Beranda

    Social Items



Barisan panjang biksu berjubah warna jingga dan berjalan tanpa alas kaki, menjadi pemandangan menarik yang mengawali pagi hari di kota Luang Prabang, Laos utara. Para rohaniwan Buddha itu melakukan ritual Tak Bat, upacara pengumpulan sumbangan yang menjadi tradisi aliran Buddha Theravada sejak berabad-abad lalu. Sayangnya, kesakralan ritual ini mulai terganggu akibat ulah wisatawan.

Menurut kepercayaan Buddha Theravada, para biksu tidak diperkenankan bertani dan memasak makanan sendiri. Satu-satunya cara menunjang kelangsungan hidupnya adalah dengan mengumpulkan sumbangan dari umat berupa makanan atau terkadang uang. Para biksu makan sekali sehari lewat pemberian itu, lalu hanya minum air sampai keesokan pagi.

Sebagian besar penduduk negara-negara Indocina seperti Thailand dan Laos merupakan penganut aliran Buddha Theravada. Jadi ritual Tak Bat ini tak hanya bisa dijumpai di Luang Prabang, tapi juga di kota-kota lainnya di Indocina seperti Bangkok dan Chiang Mai. Namun Tak Bat di Luang Prabang terlihat lebih hidup dan spektakuler karena kota kecil ini memiliki banyak biara dengan ratusan biksu yang setiap pagi melakukan upacara tersebut.
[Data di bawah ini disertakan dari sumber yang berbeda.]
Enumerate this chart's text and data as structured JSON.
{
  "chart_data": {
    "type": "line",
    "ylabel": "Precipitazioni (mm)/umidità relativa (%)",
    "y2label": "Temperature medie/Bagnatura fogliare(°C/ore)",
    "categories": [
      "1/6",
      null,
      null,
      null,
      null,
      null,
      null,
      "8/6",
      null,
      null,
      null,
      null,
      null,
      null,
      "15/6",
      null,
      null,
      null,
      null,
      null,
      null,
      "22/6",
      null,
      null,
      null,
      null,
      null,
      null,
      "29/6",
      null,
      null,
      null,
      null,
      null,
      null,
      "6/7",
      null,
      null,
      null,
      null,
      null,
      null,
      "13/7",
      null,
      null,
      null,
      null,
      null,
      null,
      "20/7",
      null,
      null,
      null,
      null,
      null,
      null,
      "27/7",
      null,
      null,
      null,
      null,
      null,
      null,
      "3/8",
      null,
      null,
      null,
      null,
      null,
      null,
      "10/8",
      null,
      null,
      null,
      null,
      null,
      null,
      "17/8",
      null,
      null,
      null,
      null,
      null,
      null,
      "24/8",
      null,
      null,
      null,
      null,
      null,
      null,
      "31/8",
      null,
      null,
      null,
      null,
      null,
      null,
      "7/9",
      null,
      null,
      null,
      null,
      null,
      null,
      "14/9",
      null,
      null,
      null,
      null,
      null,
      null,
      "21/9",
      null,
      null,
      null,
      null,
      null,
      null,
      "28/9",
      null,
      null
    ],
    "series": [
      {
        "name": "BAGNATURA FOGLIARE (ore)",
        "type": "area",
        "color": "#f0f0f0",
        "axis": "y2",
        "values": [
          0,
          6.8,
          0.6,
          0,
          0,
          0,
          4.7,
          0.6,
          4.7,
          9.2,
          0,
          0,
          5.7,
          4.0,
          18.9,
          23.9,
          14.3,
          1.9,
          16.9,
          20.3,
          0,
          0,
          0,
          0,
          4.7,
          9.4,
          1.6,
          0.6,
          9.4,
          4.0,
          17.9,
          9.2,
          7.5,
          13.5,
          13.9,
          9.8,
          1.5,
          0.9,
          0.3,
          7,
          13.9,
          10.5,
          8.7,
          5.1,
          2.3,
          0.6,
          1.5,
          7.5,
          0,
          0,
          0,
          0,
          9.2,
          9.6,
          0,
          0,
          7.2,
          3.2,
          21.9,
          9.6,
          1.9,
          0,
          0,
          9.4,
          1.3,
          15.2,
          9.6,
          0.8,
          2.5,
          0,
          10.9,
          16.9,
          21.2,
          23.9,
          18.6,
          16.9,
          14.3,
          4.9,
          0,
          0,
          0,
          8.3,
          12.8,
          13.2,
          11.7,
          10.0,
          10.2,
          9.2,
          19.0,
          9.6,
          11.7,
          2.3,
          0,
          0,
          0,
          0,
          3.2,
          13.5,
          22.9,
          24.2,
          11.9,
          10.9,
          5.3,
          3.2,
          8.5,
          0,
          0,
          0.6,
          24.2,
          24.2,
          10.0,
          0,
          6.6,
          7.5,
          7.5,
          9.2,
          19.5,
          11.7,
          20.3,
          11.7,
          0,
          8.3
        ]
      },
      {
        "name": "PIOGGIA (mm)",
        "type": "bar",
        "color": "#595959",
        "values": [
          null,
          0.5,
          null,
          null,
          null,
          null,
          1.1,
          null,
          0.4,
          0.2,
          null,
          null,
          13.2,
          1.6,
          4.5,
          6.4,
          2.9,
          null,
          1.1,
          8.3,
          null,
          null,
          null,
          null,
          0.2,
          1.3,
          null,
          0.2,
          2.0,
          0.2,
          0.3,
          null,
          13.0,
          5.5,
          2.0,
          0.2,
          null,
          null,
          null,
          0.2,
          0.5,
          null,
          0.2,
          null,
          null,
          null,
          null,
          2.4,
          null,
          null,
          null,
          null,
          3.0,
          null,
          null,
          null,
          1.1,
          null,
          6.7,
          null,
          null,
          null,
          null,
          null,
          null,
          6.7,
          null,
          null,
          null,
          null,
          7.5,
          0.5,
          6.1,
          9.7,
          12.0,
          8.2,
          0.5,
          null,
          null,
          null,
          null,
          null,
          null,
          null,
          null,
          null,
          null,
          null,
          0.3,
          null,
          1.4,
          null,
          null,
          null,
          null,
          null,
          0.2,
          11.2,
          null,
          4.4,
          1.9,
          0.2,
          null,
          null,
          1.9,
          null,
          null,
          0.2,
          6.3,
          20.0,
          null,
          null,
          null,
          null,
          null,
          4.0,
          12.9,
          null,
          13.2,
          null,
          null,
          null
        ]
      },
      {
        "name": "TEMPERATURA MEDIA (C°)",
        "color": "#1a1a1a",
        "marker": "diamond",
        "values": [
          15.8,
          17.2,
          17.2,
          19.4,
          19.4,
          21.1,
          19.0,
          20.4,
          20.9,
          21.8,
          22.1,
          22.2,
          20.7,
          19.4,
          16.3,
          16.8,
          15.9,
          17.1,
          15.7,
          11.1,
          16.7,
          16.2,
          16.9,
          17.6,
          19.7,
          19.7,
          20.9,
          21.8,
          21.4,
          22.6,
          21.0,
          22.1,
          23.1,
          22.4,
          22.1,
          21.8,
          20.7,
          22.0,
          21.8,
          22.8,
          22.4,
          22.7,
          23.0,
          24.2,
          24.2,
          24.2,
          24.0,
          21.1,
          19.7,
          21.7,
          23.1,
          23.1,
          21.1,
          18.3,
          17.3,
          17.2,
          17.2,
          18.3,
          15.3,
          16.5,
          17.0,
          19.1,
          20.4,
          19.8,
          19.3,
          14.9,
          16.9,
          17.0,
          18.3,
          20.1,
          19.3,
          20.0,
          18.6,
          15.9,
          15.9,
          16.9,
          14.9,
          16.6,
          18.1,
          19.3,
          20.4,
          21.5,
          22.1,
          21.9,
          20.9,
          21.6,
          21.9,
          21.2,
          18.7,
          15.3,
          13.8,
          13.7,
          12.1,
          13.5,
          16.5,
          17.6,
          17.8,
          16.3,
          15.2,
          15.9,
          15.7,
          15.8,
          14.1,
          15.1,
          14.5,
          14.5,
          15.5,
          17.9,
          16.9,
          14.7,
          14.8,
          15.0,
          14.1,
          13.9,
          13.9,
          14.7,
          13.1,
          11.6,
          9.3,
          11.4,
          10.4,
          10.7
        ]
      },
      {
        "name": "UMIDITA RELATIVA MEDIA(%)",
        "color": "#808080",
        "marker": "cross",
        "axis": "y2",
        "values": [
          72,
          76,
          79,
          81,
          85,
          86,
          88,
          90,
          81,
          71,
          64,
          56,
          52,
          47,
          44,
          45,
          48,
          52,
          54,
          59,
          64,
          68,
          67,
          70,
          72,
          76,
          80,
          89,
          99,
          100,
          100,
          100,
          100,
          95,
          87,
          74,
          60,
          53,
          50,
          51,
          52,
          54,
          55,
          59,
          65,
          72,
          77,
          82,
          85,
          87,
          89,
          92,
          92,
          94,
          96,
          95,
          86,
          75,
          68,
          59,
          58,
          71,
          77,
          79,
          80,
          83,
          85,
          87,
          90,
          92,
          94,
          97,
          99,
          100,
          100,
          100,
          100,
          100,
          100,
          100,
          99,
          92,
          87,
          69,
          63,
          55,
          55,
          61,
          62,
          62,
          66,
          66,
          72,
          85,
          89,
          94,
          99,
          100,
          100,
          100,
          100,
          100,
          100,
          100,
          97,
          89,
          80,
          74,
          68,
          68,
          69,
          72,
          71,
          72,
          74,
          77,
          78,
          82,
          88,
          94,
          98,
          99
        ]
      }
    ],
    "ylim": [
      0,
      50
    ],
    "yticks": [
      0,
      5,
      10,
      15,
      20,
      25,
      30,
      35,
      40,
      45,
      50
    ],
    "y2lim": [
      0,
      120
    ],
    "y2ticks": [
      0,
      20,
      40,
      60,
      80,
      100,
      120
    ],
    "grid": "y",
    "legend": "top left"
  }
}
Keunikan ini pula yang mengundang wisatawan dari seluruh penjuru dunia mengunjungi Luang prabang. Tak pelak lagi, ritual Tak Bat sekarang menjadi atraksi wisata yang masuk dalam daftar wajib lihat bagi pelancong, bahkan turut dijual oleh agen wisata.

Membeli nasi ketan kemudian diberikan pada biksu
Sejak pukul 05.30, kerumunan turis yang sebagian besar berbahasa Mandarin sudah terlihat di beberapa sudut jalan Luang Prabang. Rupanya kota kecil itu sedang kebanjiran wisatawan dari Cina yang memanfaatkan liburan panjang National Day Week setiap awal Oktober. Turis bule juga cukup banyak, namun mereka hanya membentuk kelompok kecil-kecil sehingga tak terlalu mencolok.

Di sudut lainnya, pedagang lokal menawarkan dagangannya dengan agresif. Mereka merayu semua turis yang lewat supaya membeli nasi ketan dan buah-buahan untuk diberikan pada biksu. Perlengkapan ritual Tak Bat seperti alas duduk dan selendang tradisional Laos tak lupa pula turut disewakan. Singkat cerita, ritual Bak Bat sudah menjadi lahan bisnis yang menggiurkan.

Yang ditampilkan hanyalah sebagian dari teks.